Abstract
Drug-dependent antibodies (DDAbs) can cause the precipitous destruction of platelets if a patient is exposed to the drug for which the antibodies are specific. The molecular character of the epitopes recognized is poorly understood, and the mechanism by which drugs promote tight binding of these antibodies to platelet glycoproteins without linking covalently to protein or antibody is not yet known. We studied a group of quinine-dependent antibodies that react with human glycoprotein IIIa (GPIIIa; β3-integrin subunit) but fail to recognize rat GPIIIa, despite close homology between the 2 proteins.

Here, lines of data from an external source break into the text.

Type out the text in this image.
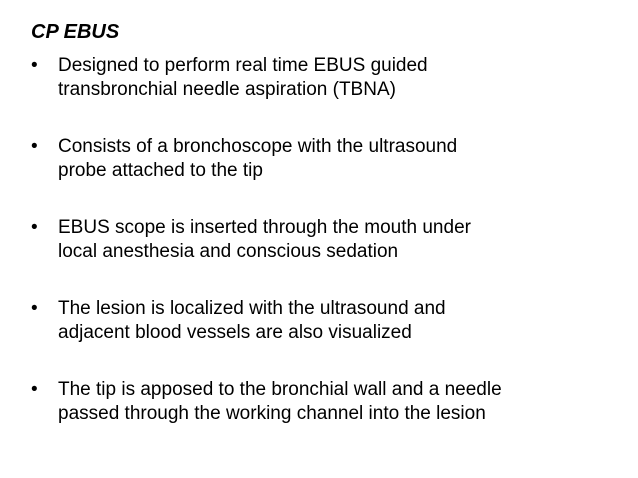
CP EBUS
•	Designed to perform real time EBUS guided
transbronchial needle aspiration (TBNA)
•	Consists of a bronchoscope with the ultrasound
probe attached to the tip
•	EBUS scope is inserted through the mouth under
local anesthesia and conscious sedation
•	The lesion is localized with the ultrasound and
adjacent blood vessels are also visualized
•	The tip is apposed to the bronchial wall and a needle
passed through the working channel into the lesion
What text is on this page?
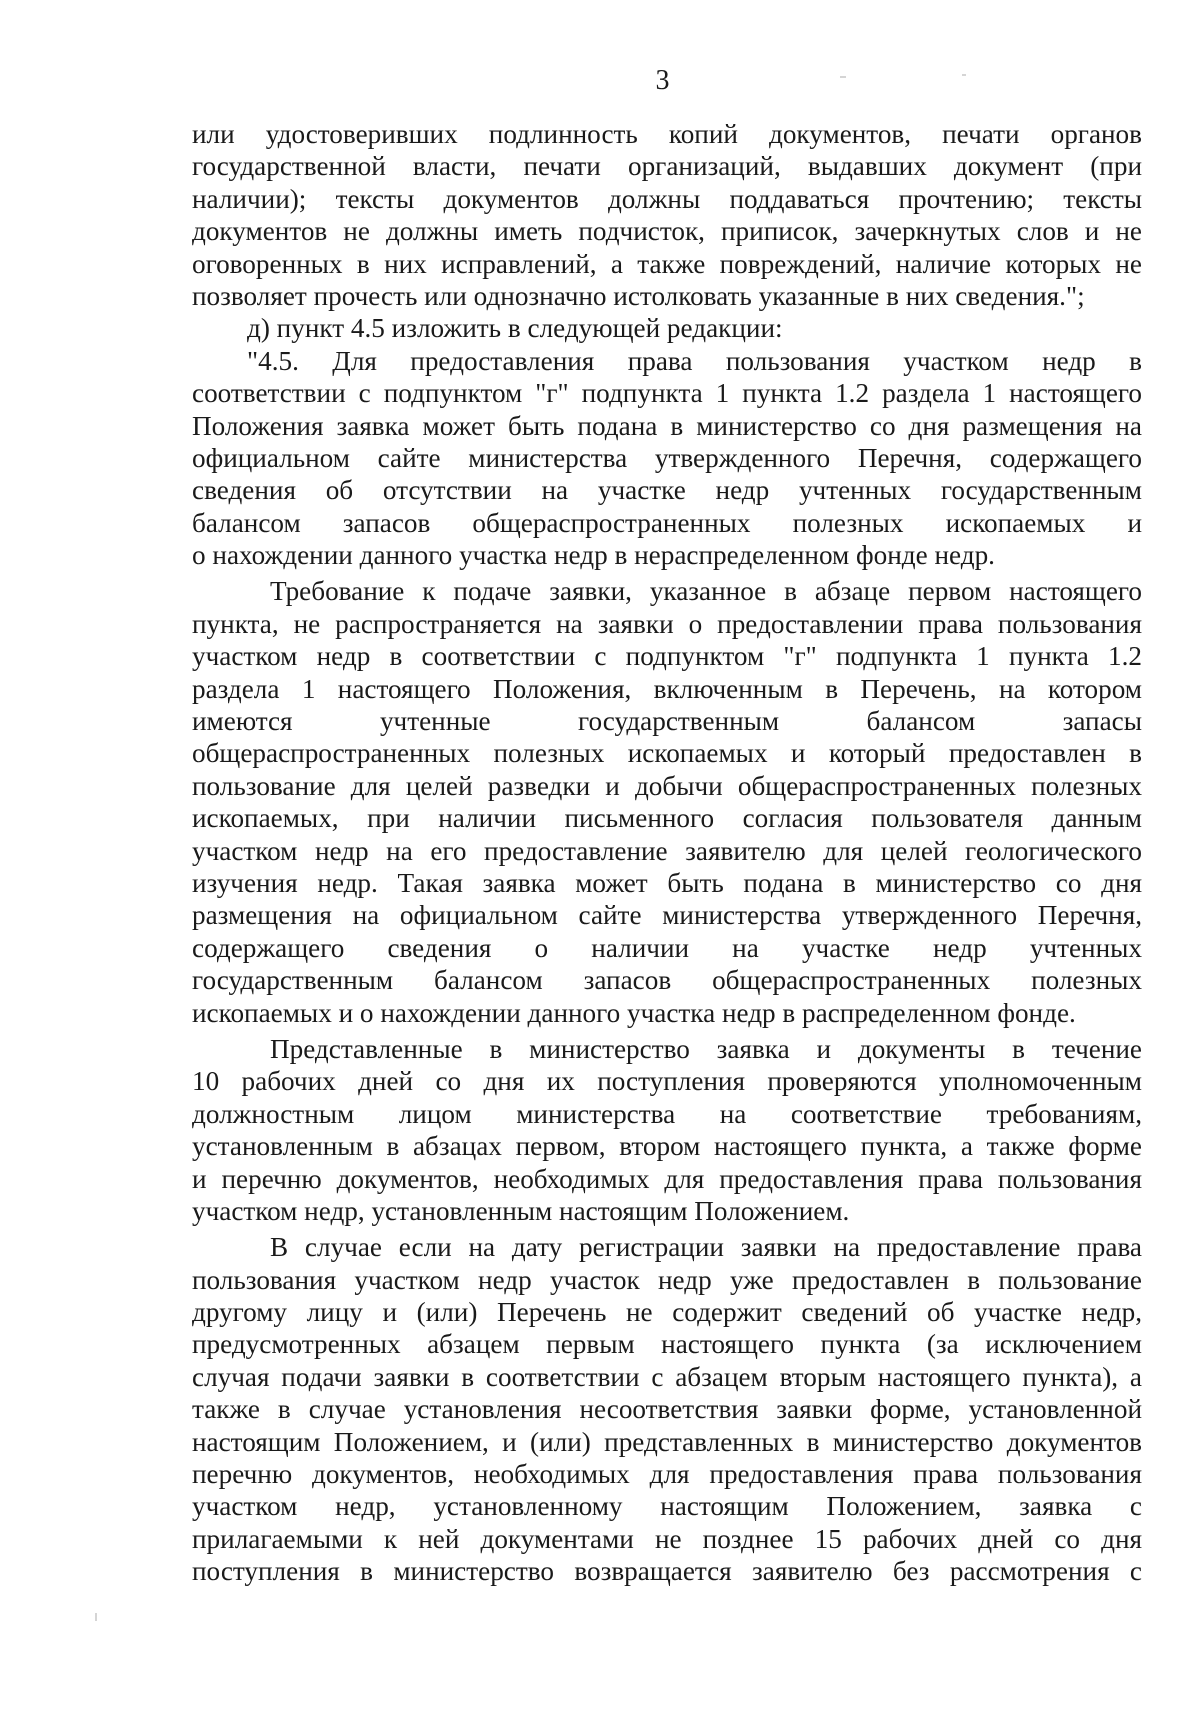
3
или удостоверивших подлинность копий документов, печати органов
государственной власти, печати организаций, выдавших документ (при
наличии); тексты документов должны поддаваться прочтению; тексты
документов не должны иметь подчисток, приписок, зачеркнутых слов и не
оговоренных в них исправлений, а также повреждений, наличие которых не
позволяет прочесть или однозначно истолковать указанные в них сведения.";
д) пункт 4.5 изложить в следующей редакции:
"4.5. Для предоставления права пользования участком недр в
соответствии с подпунктом "г" подпункта 1 пункта 1.2 раздела 1 настоящего
Положения заявка может быть подана в министерство со дня размещения на
официальном сайте министерства утвержденного Перечня, содержащего
сведения об отсутствии на участке недр учтенных государственным
балансом запасов общераспространенных полезных ископаемых и
о нахождении данного участка недр в нераспределенном фонде недр.
Требование к подаче заявки, указанное в абзаце первом настоящего
пункта, не распространяется на заявки о предоставлении права пользования
участком недр в соответствии с подпунктом "г" подпункта 1 пункта 1.2
раздела 1 настоящего Положения, включенным в Перечень, на котором
имеются учтенные государственным балансом запасы
общераспространенных полезных ископаемых и который предоставлен в
пользование для целей разведки и добычи общераспространенных полезных
ископаемых, при наличии письменного согласия пользователя данным
участком недр на его предоставление заявителю для целей геологического
изучения недр. Такая заявка может быть подана в министерство со дня
размещения на официальном сайте министерства утвержденного Перечня,
содержащего сведения о наличии на участке недр учтенных
государственным балансом запасов общераспространенных полезных
ископаемых и о нахождении данного участка недр в распределенном фонде.
Представленные в министерство заявка и документы в течение
10 рабочих дней со дня их поступления проверяются уполномоченным
должностным лицом министерства на соответствие требованиям,
установленным в абзацах первом, втором настоящего пункта, а также форме
и перечню документов, необходимых для предоставления права пользования
участком недр, установленным настоящим Положением.
В случае если на дату регистрации заявки на предоставление права
пользования участком недр участок недр уже предоставлен в пользование
другому лицу и (или) Перечень не содержит сведений об участке недр,
предусмотренных абзацем первым настоящего пункта (за исключением
случая подачи заявки в соответствии с абзацем вторым настоящего пункта), а
также в случае установления несоответствия заявки форме, установленной
настоящим Положением, и (или) представленных в министерство документов
перечню документов, необходимых для предоставления права пользования
участком недр, установленному настоящим Положением, заявка с
прилагаемыми к ней документами не позднее 15 рабочих дней со дня
поступления в министерство возвращается заявителю без рассмотрения с
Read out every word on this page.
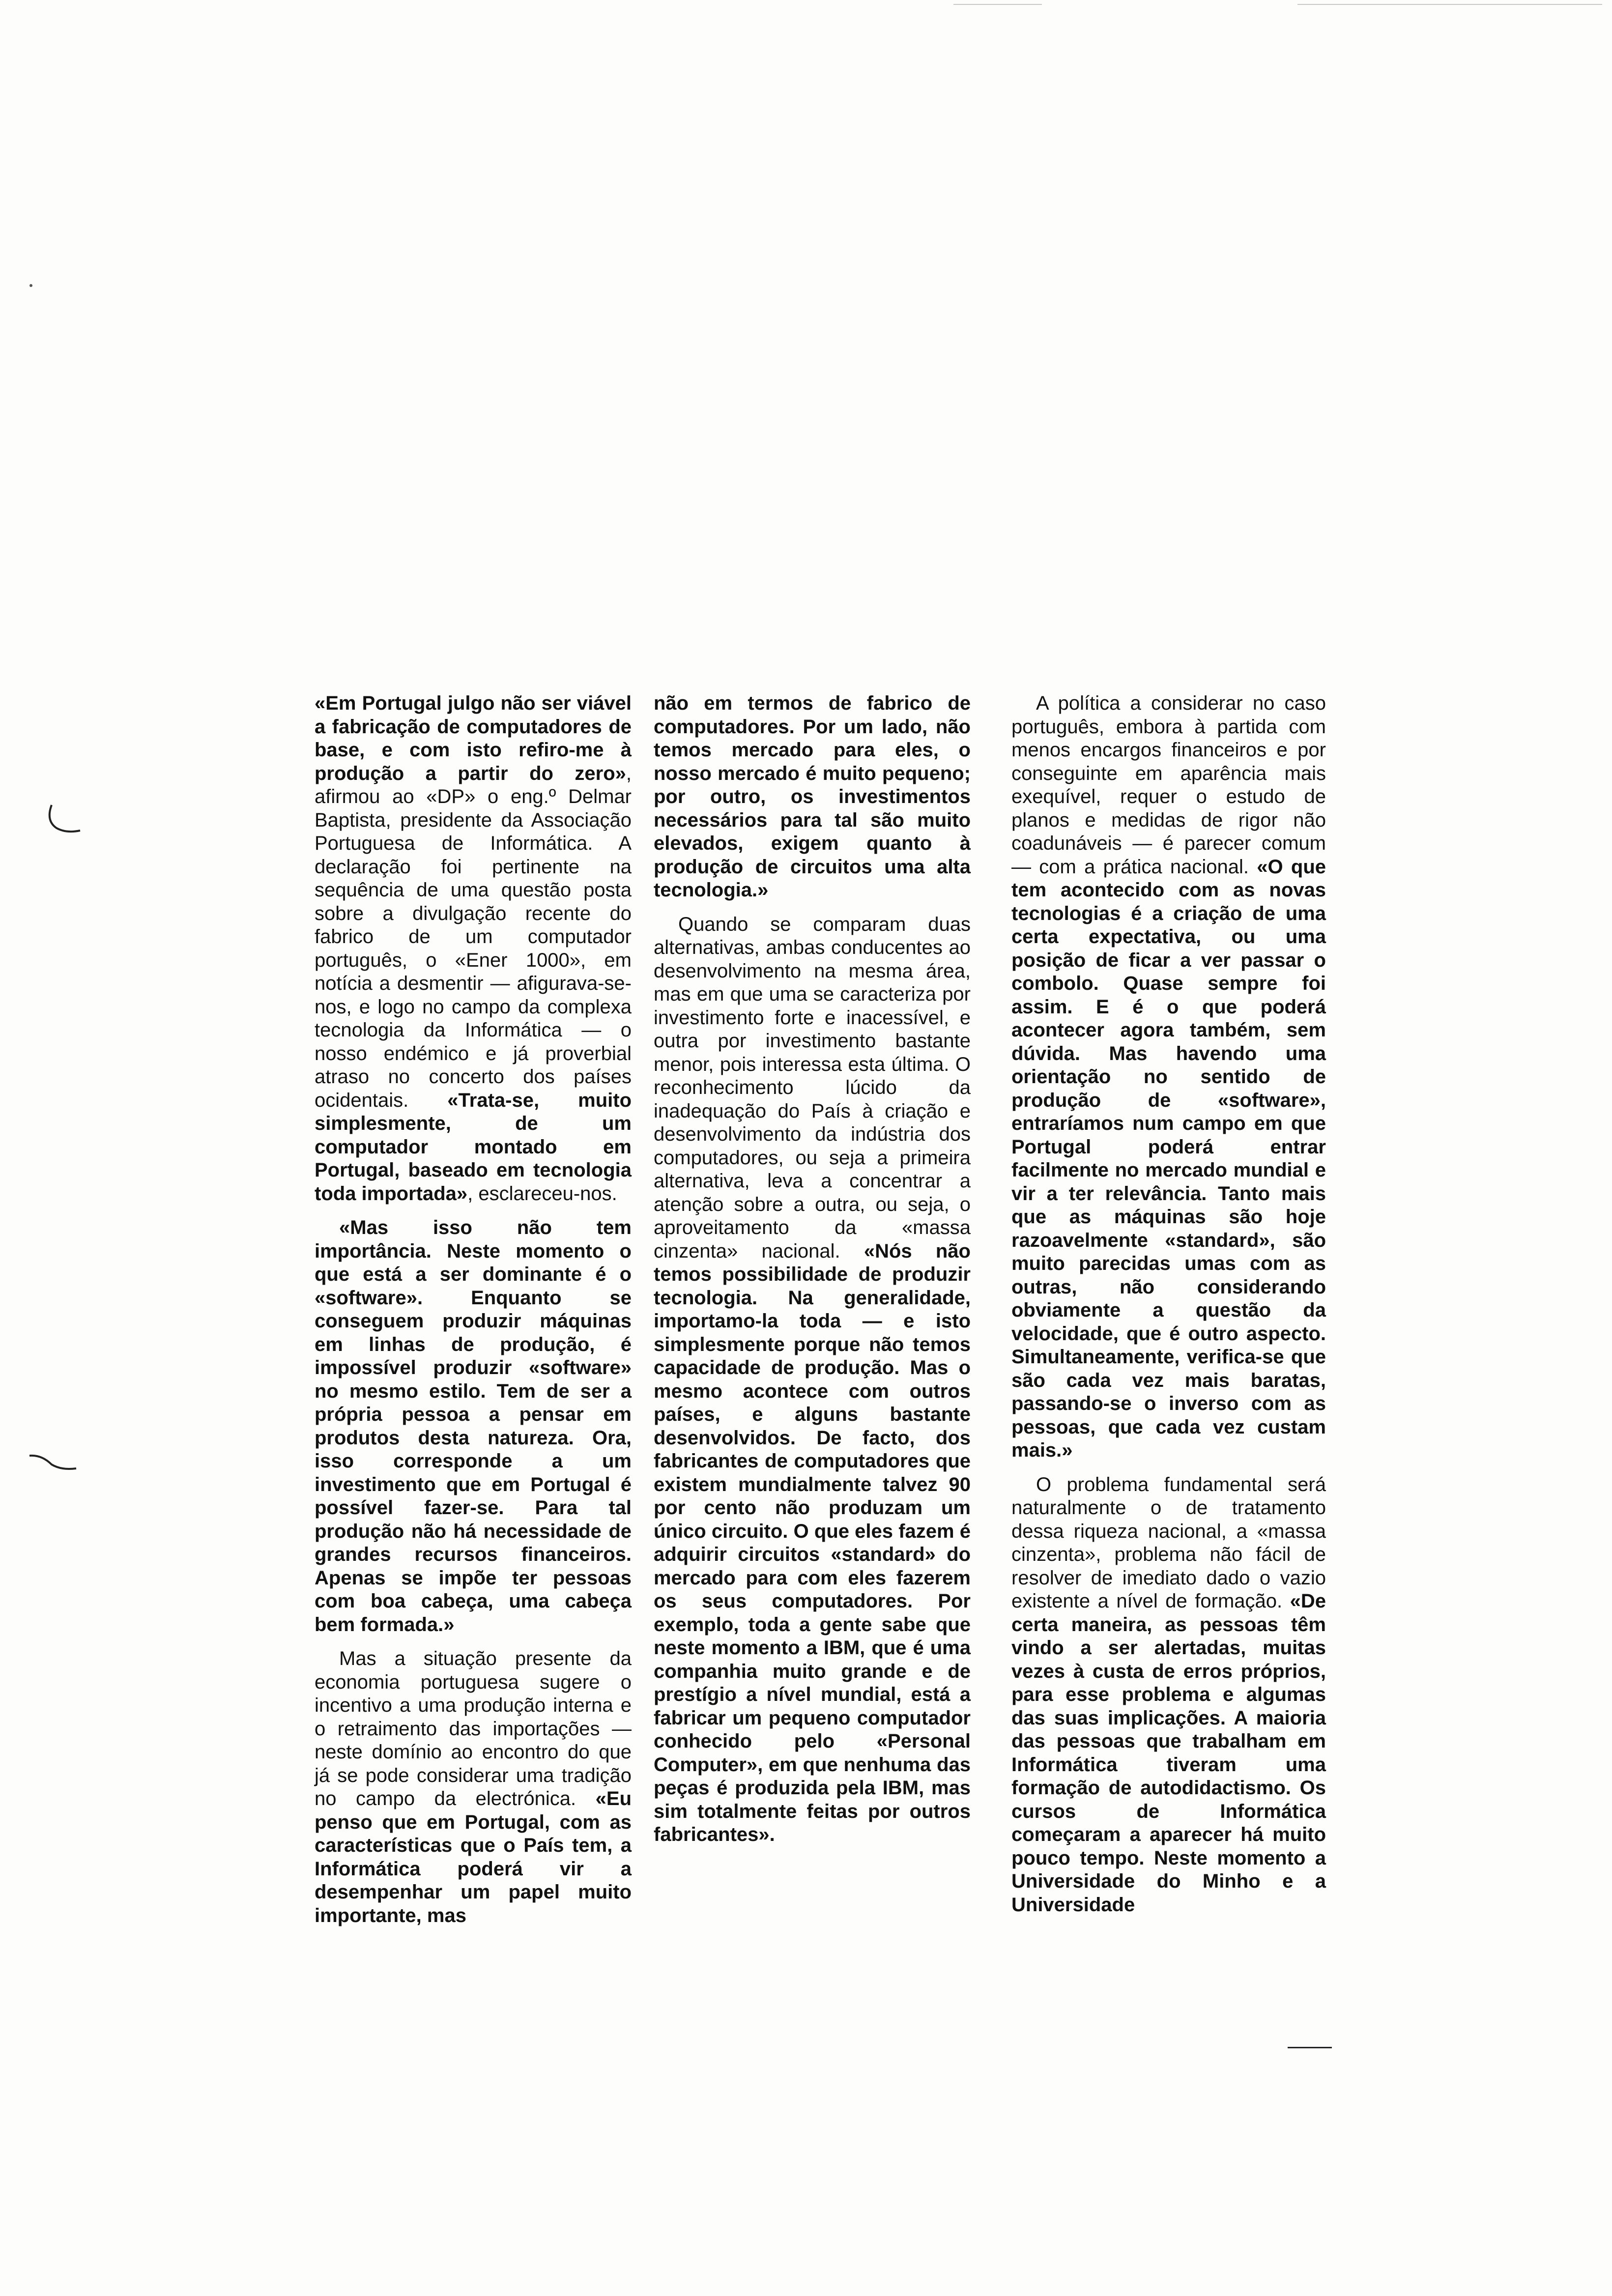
«Em Portugal julgo não ser viável a fabricação de computadores de base, e com isto refiro-me à produção a partir do zero», afirmou ao «DP» o eng.º Delmar Baptista, presidente da Associação Portuguesa de Informática. A declaração foi pertinente na sequência de uma questão posta sobre a divulgação recente do fabrico de um computador português, o «Ener 1000», em notícia a desmentir — afigurava-se-nos, e logo no campo da complexa tecnologia da Informática — o nosso endémico e já proverbial atraso no concerto dos países ocidentais. «Trata-se, muito simplesmente, de um computador montado em Portugal, baseado em tecnologia toda importada», esclareceu-nos.

«Mas isso não tem importância. Neste momento o que está a ser dominante é o «software». Enquanto se conseguem produzir máquinas em linhas de produção, é impossível produzir «software» no mesmo estilo. Tem de ser a própria pessoa a pensar em produtos desta natureza. Ora, isso corresponde a um investimento que em Portugal é possível fazer-se. Para tal produção não há necessidade de grandes recursos financeiros. Apenas se impõe ter pessoas com boa cabeça, uma cabeça bem formada.»

Mas a situação presente da economia portuguesa sugere o incentivo a uma produção interna e o retraimento das importações — neste domínio ao encontro do que já se pode considerar uma tradição no campo da electrónica. «Eu penso que em Portugal, com as características que o País tem, a Informática poderá vir a desempenhar um papel muito importante, mas

não em termos de fabrico de computadores. Por um lado, não temos mercado para eles, o nosso mercado é muito pequeno; por outro, os investimentos necessários para tal são muito elevados, exigem quanto à produção de circuitos uma alta tecnologia.»

Quando se comparam duas alternativas, ambas conducentes ao desenvolvimento na mesma área, mas em que uma se caracteriza por investimento forte e inacessível, e outra por investimento bastante menor, pois interessa esta última. O reconhecimento lúcido da inadequação do País à criação e desenvolvimento da indústria dos computadores, ou seja a primeira alternativa, leva a concentrar a atenção sobre a outra, ou seja, o aproveitamento da «massa cinzenta» nacional. «Nós não temos possibilidade de produzir tecnologia. Na generalidade, importamo-la toda — e isto simplesmente porque não temos capacidade de produção. Mas o mesmo acontece com outros países, e alguns bastante desenvolvidos. De facto, dos fabricantes de computadores que existem mundialmente talvez 90 por cento não produzam um único circuito. O que eles fazem é adquirir circuitos «standard» do mercado para com eles fazerem os seus computadores. Por exemplo, toda a gente sabe que neste momento a IBM, que é uma companhia muito grande e de prestígio a nível mundial, está a fabricar um pequeno computador conhecido pelo «Personal Computer», em que nenhuma das peças é produzida pela IBM, mas sim totalmente feitas por outros fabricantes».

A política a considerar no caso português, embora à partida com menos encargos financeiros e por conseguinte em aparência mais exequível, requer o estudo de planos e medidas de rigor não coadunáveis — é parecer comum — com a prática nacional. «O que tem acontecido com as novas tecnologias é a criação de uma certa expectativa, ou uma posição de ficar a ver passar o combolo. Quase sempre foi assim. E é o que poderá acontecer agora também, sem dúvida. Mas havendo uma orientação no sentido de produção de «software», entraríamos num campo em que Portugal poderá entrar facilmente no mercado mundial e vir a ter relevância. Tanto mais que as máquinas são hoje razoavelmente «standard», são muito parecidas umas com as outras, não considerando obviamente a questão da velocidade, que é outro aspecto. Simultaneamente, verifica-se que são cada vez mais baratas, passando-se o inverso com as pessoas, que cada vez custam mais.»

O problema fundamental será naturalmente o de tratamento dessa riqueza nacional, a «massa cinzenta», problema não fácil de resolver de imediato dado o vazio existente a nível de formação. «De certa maneira, as pessoas têm vindo a ser alertadas, muitas vezes à custa de erros próprios, para esse problema e algumas das suas implicações. A maioria das pessoas que trabalham em Informática tiveram uma formação de autodidactismo. Os cursos de Informática começaram a aparecer há muito pouco tempo. Neste momento a Universidade do Minho e a Universidade
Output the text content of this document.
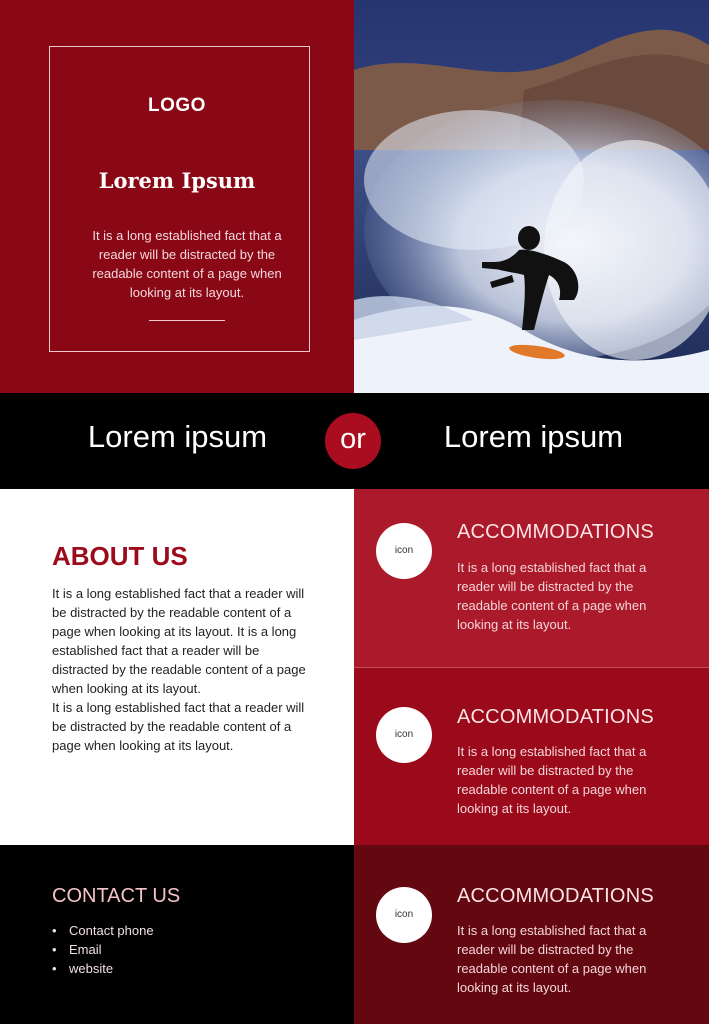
LOGO
Lorem Ipsum
It is a long established fact that a reader will be distracted by the readable content of a page when looking at its layout.
Lorem ipsum	or	Lorem ipsum
ABOUT US
It is a long established fact that a reader will be distracted by the readable content of a page when looking at its layout. It is a long established fact that a reader will be distracted by the readable content of a page when looking at its layout.
It is a long established fact that a reader will be distracted by the readable content of a page when looking at its layout.
icon
ACCOMMODATIONS
It is a long established fact that a reader will be distracted by the readable content of a page when looking at its layout.
icon
ACCOMMODATIONS
It is a long established fact that a reader will be distracted by the readable content of a page when looking at its layout.
CONTACT US
• Contact phone
• Email
• website
icon
ACCOMMODATIONS
It is a long established fact that a reader will be distracted by the readable content of a page when looking at its layout.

By characterizing reactions of these antibodies with human/rat GPIIIa chimeras and selected GPIIIa mutants, we found that each of 3 quinine-dependent antibodies requires a 17-amino acid sequence in the newly recognized “hybrid” and PSI homology domains of GPIIIa for drug-dependent binding. Disulfide bonds are required to stabilize the target epitope. Monoclonal antibody AP3, which blocks the binding of these DDAbs to GPIIIa, was found to require a more limited stretch of the same peptide for its reaction with the glycoprotein. The findings suggest this region of GPIIIa may be a favored target for quinine-dependent antibodies and may provide a basis for further studies to elucidate the molecular basis of glycoprotein–drug–antibody interaction.
Introduction
Immune thrombocytopenia, sometimes life threatening, is a recognized complication of many different types of medication.1,2 Less often, but sometimes simultaneously, red cells or neutrophils are affected. Numerous mechanisms have been implicated to explain this side effect of drug therapy.2In patients sensitive to drugs other than heparin, platelet destruction is usually caused by an unusual class of antibody that recognizes certain platelet membrane glycoproteins when drug is present. It had been thought that the sensitizing drug interacts with these antibodies to form immune complexes that, in turn, bind to platelet Fc receptors.3 However, this was ruled out by studies showing that antibody binding takes place by way of immunoglobulin Fab and not Fc domains.4,5 A currently popular, but not yet substantiated, view is that the antibodies recognize compound epitopes at a site where drug binds noncovalently to protein or structural changes induced by drug elsewhere in the target molecule.2 6
A better understanding of how drug promotes tight binding of an antibody to a specific glycoprotein to cause cytopenia might be achieved if the target epitopes were known more precisely. Most drug-dependent antibodies (DDAbs) specific for platelets recognize the GPIb/V/IX or GPIIb/IIIa (αIIb-β3 integrin) complexes.7-10 Based on studies in which human antibody binding was blocked by certain murine monoclonal antibodies, it is known that a number of different sites on GPIb/V/IX and GPIIb/IIIa can be targets for DDAb binding.7-11 Precise localization, however, has been achieved only for a single quinine-dependent antibody shown to be specific for amino acid residues 283 to 293 in the glycocalicin domain of GPIb α.12 In this report, we provide evidence that each of 3 quinine-dependent antibodies recognizes a restricted domain in glycoprotein IIIa. Because the crystal structure of GPIIIa is now known,13 further studies with these antibodies may permit development of a molecular model for drug-dependent antibody binding.
Materials and methods
Antibodies
The GPIIIa-specific monoclonal antibody (mAb) AP3 was described previously.14 mAb AP5, specific for GPIIIa residues 1 to 5, and mAb AP6, specific for human GPIIIa residues 217 to 221, were from Dr Thomas Kunicki (Scripps Institute, La Jolla, CA). AP6 recognizes human GPIIIa and rat GPIIIa because both forms have identical amino acid (AA) sequences at residues 217 to 221. MBC123.1, a GPIIIa-specific mAb, was developed at the Monoclonal Antibody Laboratory of the Blood Center (Milwaukee, WI). mAb F11 (antirat GPIIIa) was purchased from PharMingen (San Diego, CA). DDAbs 1 to 3 were selected from a larger group of quinine-dependent antibodies on the basis of their ability to react with GPIIIa in Western blotting. They were high-titer, primarily immunoglobulin G (IgG) antibodies from patients who experienced severe thrombocytopenia (platelets less that 10 × 109/L) while taking quinine and recovered after the drug was discontinued.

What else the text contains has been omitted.